Everyone, I'm sure, here in this room has seen cold plunges. What people don't understand is a cold plunge is actually just stimulating your vagus nerve. You're shocking your vagus nerve. You're welcome to sit in an ice bath for three minutes, or you could use our device for two minutes and have the same effect.
Is there any uncomfortability about the cervical? Pardon me. Can I follow on? Is there any uncomfortability to the cervical versus the ear?

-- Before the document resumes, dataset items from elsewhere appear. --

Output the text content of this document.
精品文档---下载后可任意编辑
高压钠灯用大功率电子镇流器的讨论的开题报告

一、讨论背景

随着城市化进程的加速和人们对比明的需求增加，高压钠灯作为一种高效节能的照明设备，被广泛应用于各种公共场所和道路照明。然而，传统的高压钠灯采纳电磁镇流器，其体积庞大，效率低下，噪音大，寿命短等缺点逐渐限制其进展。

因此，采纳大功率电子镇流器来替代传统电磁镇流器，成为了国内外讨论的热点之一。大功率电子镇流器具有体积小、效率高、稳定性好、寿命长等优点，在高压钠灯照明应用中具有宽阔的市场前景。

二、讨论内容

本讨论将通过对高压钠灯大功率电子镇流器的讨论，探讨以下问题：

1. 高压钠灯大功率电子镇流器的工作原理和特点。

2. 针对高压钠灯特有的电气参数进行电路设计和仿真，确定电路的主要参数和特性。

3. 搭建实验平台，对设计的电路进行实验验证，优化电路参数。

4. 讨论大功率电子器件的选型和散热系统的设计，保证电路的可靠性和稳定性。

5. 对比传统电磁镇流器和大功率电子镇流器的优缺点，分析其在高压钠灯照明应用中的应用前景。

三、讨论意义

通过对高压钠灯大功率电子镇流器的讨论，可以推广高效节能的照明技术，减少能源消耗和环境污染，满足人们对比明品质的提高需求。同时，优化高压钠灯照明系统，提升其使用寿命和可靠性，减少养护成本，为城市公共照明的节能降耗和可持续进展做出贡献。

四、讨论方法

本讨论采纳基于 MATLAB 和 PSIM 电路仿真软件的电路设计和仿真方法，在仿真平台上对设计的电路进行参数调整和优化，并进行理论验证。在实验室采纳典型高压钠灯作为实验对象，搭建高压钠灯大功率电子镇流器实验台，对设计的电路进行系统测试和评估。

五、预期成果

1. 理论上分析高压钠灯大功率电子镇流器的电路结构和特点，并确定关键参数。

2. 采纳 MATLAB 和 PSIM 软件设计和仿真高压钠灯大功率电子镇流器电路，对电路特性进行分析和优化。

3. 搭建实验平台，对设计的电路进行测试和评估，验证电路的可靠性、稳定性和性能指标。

No. Actually, I would submit that using the cervical region is more comfortable than the auricular. The reason why is no matter the type of device that you use, you need to have some form of conductive gel. When you use an auricular device, that means you have to put gel or some form of a gel-type electrode in your ear, which feels uncomfortable. The way I describe it is I think vagal nerve stimulation feels like pins and needles at its worst, but people have the ability to control it. The device itself is handheld and controlled by the individual that's using it. You don't have to use it in a way that's uncomfortable if you don't want to. You can go as hard or as high or as low as you'd like.
Thank you.
My pleasure, Mike. Any other questions? It looks like I've ran out of time. No? All right. Well, thank you everyone for coming.